Test accuracy • Self-reported
ChartQA
Test, 0-shot CoT relaxed accuracy • Self-reported
DocVQA
ANLS AI: I'll translate this technical text about model analysis methods according to your requirements. ## ANLS ANLS (Average Normalized Levenshtein Similarity) - this metric evaluation for tasks extraction text from images, which measures between and : 1. For each and text is calculated 2. This by means of on more 3. in : 1 - _4. ANLS - this average value these by all examples ANLS is used in tasks OCR, text in and extraction information from visual data. ANLS from 0 to 1, where 1 means match between and text • Self-reported
MathVista
Accuracy on AI: 5 points to evaluate AI performance on Machine Learning benchmarks. 1. Accuracy and metric definition. 2. Train-test split: Is there a clear split?
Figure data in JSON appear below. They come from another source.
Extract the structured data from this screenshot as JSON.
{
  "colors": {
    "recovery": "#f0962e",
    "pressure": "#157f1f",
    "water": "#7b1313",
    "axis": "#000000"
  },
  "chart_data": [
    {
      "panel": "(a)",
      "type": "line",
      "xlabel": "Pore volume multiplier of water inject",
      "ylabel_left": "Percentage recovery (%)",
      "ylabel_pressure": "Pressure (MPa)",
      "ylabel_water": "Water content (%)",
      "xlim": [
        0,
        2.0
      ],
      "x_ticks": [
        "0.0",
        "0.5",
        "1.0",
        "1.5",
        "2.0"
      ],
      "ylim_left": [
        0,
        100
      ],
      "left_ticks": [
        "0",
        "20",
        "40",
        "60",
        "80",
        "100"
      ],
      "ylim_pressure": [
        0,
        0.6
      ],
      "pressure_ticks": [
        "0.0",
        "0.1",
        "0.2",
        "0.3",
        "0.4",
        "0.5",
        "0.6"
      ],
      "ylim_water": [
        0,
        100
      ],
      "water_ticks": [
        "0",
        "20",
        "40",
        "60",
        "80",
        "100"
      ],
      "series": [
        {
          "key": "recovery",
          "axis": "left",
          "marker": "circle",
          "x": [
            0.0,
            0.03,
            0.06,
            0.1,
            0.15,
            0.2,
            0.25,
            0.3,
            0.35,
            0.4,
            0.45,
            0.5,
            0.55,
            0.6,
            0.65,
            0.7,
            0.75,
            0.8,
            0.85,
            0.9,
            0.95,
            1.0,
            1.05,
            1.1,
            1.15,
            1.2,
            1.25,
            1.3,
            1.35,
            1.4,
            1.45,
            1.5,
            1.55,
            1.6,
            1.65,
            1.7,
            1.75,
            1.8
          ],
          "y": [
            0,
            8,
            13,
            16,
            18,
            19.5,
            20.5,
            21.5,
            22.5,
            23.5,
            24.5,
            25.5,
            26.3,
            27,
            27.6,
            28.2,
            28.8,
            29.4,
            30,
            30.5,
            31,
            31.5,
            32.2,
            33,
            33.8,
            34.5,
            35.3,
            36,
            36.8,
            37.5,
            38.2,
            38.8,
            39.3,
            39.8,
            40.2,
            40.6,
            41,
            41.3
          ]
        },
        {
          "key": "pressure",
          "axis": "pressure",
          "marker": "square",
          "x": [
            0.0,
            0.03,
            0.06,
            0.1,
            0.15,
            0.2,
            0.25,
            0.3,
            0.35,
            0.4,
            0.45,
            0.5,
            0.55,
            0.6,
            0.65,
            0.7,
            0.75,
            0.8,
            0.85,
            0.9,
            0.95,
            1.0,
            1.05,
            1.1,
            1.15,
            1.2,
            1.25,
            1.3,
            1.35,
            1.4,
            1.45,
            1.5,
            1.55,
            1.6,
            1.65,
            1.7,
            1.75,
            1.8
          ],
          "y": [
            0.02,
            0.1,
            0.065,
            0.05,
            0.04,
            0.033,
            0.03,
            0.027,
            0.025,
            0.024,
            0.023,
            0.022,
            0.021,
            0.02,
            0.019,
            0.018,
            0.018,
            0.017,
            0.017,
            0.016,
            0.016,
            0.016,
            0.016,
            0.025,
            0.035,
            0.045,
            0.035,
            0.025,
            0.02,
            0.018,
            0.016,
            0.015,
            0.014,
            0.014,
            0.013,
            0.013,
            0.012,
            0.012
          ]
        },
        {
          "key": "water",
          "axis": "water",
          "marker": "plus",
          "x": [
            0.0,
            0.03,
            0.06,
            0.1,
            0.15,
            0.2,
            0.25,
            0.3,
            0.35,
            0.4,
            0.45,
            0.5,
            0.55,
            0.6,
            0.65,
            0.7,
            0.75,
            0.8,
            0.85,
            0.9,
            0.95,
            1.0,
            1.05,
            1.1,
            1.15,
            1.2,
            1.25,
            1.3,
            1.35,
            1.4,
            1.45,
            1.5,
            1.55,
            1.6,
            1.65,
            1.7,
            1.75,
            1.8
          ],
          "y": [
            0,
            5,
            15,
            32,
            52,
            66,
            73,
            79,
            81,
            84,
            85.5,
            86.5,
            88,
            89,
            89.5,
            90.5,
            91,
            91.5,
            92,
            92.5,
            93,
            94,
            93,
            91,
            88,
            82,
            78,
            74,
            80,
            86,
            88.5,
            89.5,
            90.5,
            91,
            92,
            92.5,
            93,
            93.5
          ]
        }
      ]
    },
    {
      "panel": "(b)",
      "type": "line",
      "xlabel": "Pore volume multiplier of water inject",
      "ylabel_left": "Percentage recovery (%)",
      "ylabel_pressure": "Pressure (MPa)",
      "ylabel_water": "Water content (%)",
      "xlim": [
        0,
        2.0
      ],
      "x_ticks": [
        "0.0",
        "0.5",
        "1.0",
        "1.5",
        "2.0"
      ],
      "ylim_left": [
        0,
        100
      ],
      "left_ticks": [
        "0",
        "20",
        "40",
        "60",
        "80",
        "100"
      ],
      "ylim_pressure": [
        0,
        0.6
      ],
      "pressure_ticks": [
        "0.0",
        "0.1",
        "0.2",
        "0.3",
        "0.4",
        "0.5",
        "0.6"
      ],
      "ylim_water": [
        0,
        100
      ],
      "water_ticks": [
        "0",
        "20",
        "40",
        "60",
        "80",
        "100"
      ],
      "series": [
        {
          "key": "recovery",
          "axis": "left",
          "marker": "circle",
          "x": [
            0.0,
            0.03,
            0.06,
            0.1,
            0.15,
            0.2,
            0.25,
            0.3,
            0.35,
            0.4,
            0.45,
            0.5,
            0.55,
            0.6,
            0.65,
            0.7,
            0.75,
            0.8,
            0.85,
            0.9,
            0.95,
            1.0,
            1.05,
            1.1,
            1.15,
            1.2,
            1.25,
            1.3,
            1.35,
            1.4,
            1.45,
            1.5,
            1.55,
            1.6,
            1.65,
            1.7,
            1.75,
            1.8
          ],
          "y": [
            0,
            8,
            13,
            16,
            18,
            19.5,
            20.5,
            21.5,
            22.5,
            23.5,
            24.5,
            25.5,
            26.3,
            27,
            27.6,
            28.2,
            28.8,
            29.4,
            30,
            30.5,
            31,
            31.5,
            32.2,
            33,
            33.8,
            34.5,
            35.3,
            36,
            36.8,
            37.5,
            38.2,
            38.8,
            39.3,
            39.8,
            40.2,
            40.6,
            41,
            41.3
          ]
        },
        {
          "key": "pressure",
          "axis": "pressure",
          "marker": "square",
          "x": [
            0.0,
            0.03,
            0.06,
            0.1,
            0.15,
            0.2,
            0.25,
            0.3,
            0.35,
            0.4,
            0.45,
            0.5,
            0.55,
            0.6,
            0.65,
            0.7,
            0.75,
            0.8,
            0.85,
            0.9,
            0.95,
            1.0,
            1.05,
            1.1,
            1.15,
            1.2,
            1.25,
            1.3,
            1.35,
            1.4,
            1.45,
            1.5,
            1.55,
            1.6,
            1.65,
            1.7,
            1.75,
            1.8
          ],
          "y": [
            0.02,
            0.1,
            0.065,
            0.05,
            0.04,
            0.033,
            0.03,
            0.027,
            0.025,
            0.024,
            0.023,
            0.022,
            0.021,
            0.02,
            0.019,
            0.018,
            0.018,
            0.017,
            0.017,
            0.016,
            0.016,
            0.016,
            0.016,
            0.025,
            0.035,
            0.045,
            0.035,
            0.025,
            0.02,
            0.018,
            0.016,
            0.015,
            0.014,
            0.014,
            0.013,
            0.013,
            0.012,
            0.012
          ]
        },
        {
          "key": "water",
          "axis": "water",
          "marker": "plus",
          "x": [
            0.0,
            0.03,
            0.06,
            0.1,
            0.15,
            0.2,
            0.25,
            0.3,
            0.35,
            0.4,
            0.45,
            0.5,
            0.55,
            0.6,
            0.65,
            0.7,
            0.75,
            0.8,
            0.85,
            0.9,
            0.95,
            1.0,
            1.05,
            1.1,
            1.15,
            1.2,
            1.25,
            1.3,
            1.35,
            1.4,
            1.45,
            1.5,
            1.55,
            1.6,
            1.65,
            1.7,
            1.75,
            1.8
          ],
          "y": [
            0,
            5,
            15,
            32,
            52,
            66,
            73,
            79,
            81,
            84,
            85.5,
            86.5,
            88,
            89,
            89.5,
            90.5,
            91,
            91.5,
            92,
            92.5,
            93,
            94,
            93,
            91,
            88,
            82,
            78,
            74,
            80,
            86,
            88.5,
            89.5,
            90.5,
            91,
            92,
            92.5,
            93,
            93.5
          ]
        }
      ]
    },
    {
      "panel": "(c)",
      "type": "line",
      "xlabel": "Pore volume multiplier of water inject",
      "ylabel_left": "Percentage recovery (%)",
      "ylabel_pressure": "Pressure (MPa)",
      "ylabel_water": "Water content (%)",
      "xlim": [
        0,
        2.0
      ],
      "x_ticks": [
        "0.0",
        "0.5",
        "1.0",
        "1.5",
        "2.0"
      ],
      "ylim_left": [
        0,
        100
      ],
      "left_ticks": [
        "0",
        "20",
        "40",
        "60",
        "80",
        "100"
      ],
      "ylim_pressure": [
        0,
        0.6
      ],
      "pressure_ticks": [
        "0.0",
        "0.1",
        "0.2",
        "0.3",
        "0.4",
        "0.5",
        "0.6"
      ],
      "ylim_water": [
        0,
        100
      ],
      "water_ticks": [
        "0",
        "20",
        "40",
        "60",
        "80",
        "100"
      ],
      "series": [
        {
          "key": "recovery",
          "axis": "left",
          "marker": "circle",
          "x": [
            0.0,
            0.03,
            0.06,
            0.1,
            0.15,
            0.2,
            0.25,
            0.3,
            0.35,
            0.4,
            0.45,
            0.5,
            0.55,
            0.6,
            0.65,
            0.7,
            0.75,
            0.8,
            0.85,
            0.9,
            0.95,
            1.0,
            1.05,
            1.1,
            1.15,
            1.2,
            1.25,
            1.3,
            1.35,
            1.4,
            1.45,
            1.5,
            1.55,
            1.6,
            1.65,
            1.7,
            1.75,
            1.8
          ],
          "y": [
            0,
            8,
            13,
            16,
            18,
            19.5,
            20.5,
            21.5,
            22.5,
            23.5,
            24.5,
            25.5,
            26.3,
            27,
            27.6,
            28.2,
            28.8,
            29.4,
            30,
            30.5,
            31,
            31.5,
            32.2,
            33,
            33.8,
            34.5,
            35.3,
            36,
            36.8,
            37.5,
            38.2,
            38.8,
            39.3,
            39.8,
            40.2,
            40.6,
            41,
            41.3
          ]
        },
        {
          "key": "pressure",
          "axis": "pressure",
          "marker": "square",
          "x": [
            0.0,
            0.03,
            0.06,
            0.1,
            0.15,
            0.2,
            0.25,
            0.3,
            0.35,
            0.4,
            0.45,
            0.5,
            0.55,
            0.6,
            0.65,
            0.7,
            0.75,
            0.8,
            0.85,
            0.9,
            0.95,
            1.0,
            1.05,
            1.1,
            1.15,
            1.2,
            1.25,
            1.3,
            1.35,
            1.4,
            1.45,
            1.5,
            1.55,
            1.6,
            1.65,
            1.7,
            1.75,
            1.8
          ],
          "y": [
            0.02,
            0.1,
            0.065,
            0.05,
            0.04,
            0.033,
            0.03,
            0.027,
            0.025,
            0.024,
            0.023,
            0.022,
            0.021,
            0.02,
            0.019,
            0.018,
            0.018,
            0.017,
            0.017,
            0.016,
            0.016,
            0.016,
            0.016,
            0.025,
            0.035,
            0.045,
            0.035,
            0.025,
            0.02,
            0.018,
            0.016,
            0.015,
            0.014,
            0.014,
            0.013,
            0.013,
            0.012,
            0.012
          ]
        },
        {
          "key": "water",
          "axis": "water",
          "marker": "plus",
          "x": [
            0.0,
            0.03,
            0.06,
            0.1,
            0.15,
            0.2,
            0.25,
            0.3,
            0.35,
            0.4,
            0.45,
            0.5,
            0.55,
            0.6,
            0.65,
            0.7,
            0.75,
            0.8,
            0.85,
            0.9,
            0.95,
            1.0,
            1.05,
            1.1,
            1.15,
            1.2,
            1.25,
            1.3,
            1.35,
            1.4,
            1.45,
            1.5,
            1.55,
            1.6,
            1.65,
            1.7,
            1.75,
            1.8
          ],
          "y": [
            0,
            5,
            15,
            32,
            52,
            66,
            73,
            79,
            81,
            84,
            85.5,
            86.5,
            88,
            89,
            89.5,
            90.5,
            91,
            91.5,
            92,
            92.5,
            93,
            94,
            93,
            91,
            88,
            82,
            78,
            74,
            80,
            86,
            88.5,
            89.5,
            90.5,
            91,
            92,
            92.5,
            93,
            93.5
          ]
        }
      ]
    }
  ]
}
Is test data truly unseen? 3. Memorization risk: Could the model have seen test examples during pretraining? 4. Benchmark staleness: How widely known is the benchmark? Has it been used to optimize model performance? 5. Problem difficulty: Is the benchmark challenging enough to differentiate model capabilities? • Self-reported
MMMU
Val, 0-shot CoT, accuracy • Self-reported
Other Tests
Specialized benchmarks
MMMU-Pro
Accuracy testing AI: in training measure that, how well exactly model makes on data, which she/it not in time training. Usually is calculated how percentage correct from general numbers on test set data • Self-reported
VQAv2 (test)
Accuracy
AI: 1 Human: 1
AI21 • Self-reported
License & Metadata
License
llama_3_2_community_license
Announcement Date
September 25, 2024
Last Updated
July 19, 2025
Similar Models
All ModelsLlama 3.2 90B Instruct
Meta
MM90.0B
Best score:0.9 (MMLU)
Released:Sep 2024
Price:$1.20/1M tokens
Llama 4 Maverick
Meta
MM400.0B
Best score:0.9 (MMLU)
Released:Apr 2025
Price:$0.27/1M tokens
Llama 4 Scout
Meta
MM109.0B
Best score:0.8 (MMLU)
Released:Apr 2025
Price:$0.18/1M tokens
Llama 3.1 70B Instruct
Meta
70.0B
Best score:0.9 (ARC)
Released:Jul 2024
Price:$0.89/1M tokens
DeepSeek VL2
DeepSeek
MM27.0B
Released:Dec 2024
Price:$9.50/1M tokens
DeepSeek VL2 Small
DeepSeek
MM16.0B
Released:Dec 2024
Llama 3.3 70B Instruct
Meta
70.0B
Best score:0.9 (HumanEval)
Released:Dec 2024
Price:$0.88/1M tokens
GPT OSS 20B
OpenAI
MM20.0B
Best score:0.9 (MMLU)
Released:Aug 2025
Price:$0.10/1M tokens
Recommendations are based on similarity of characteristics: developer organization, multimodality, parameter size, and benchmark performance. Choose a model to compare or go to the full catalog to browse all available AI models.